Hier die Analogien zu den Taxis in Kolkata:

  • geringes Entgeld: Für 11 Rupien kommt ca. 1 km weit, d.h. für eine Strecke von 18km zahlt man ca. 3€
  • grell purpurfarbene Dreidecker, den englischen Routemastern nachempfunden: grell gelbfarbene Ambassadors, deren Designer in den 50 Jahren verstorben sein muß die, da seitdem kein neuer eingestellt wurde, daher genauso weiter gebaut werden (genau wie bei den englischen Bussen). Da ungefähr zur gleichen Zeit auch die Maschinenbauer zumindest ihren Wissenstand eingefroren haben, ist das Gefährt mit einem Motor ausgerüstet, der prima an die indischen Verhältnisse angepasst ist. Jeder mit ein wenig McGyver-Blut in den Adern ist in der Lage, den Motor mit einem alten Regenschirmgestell, einer Fahrradspeiche oder einer alten Sandale wieder zum Laufen zu bringen.
  • Wo nachts Betten stehen warten tagsüber Sessel: Der Ambassador ist jeweils vorn und hinten mit durchgehenden Sitzbänken ausgestattet und ich bin mir fast sicher, daß diese nachts als Bett für den Fahrer und tagsüber als Sitzgelegenheit für die Fahrgäste genutzt weden.
  • rast ...durch die Straßen und veranlasst jedes Hindernis dazu, aus dem Weg „zu hüpfen“: In der Tat habe ich den Eindruck, daß hier irgendwas überirdisches den Verkehrsfluß steuert. Alles fließt irgendwie mehr oder weniger auf engstem Raum, obwohl Menschen, Rikschas und Fahrräder hier noch achtspurige Straßen überqueren (lebend!). Der Taxifahrer steuert unter kräftigem Hupeinsatz (ohne Hupe ist das Auto praktisch bewegungsunfähig) auf Lücken im Verkehr zu, bei denen ich mit dem Fahrrad schon aufpassen würde, daß ich nirgendwo anschramme und irgendwie passt dann doch alles ineinander (entweder wird die Lücke durch magisches Gehupe größer oder das Taxi wird, wie in der Filmszene, schmaler).
Die oben erwähnte 8-spurige Straße ist übrigens eigentlich 4-spurig, aber wenn man die Aussenspiegel einklappt oder abschraubt (was die meisten Inder machen) und man mit der einfachen Formel: Spurbreite = Wagenbreite + 0,03m rechnet, passen locker 8 Autos nebeneinander und noch ein paar Auto-Rikschas in die Lücken.

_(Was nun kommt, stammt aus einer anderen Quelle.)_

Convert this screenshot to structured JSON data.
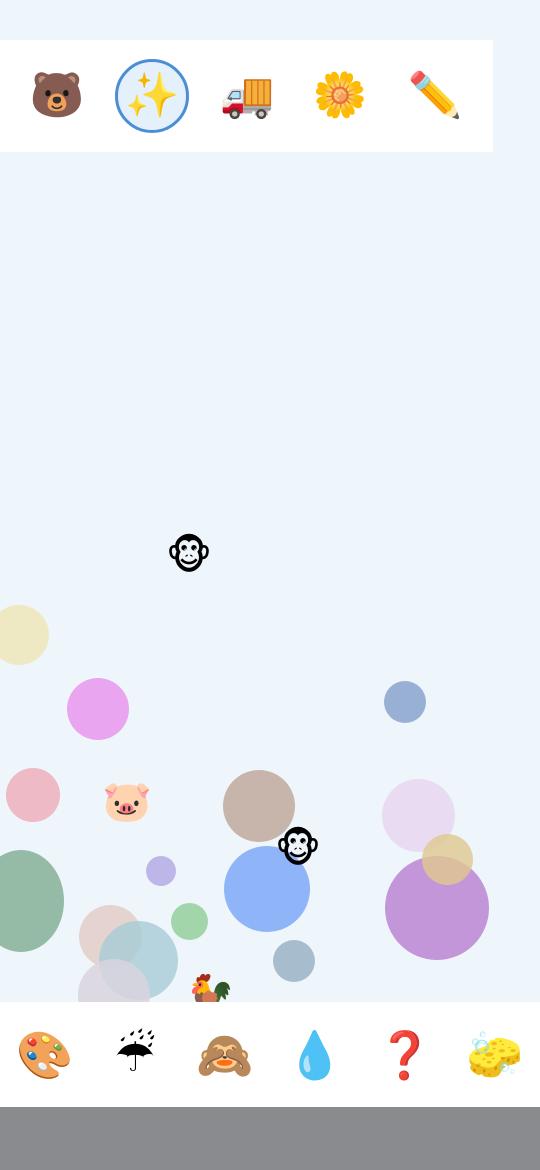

Eine ziemlich gute Hilfe beim Überqueren von Straßen sind (laut meinem Reiseführer) übrigens Kühe. Wenn diese zufällig den gleichen Weg haben und auch die Straße überqueren wollen, dann hält man sich einfach im "Kuhschatten", also hinter der Kuh auf. Diese temporäre Heiligsprechung wirkt hier in Indien auf jeden Fall besser, als auf den Heiligen Christophorus oder eine grüne Fußgängerampel zu warten. Allerdings hatte ich hier bisher keine Kuh zur Hand wenn ich wirklich eine brauchte.

Anbei noch ein paar Impressionen per YouTube und ein paar Bilder

kleiner, aber ausreichender "Kuhschatten", wenn er denn auch über die Straße will.


Kolkata hat auch eine Straßenbahn - echt massiv



Heute wird ein Gott geehrt, der allgemein für Antrieb und Bewegung zuständig ist, daher sind alle Busse, Taxis und Auto-Rikschas mit Blumen geschmückt.




Taxis dominieren den Verkehr und unter Monsun-Bedingungen ist es gut, den einen oder andern Schutzgott dabei zu haben.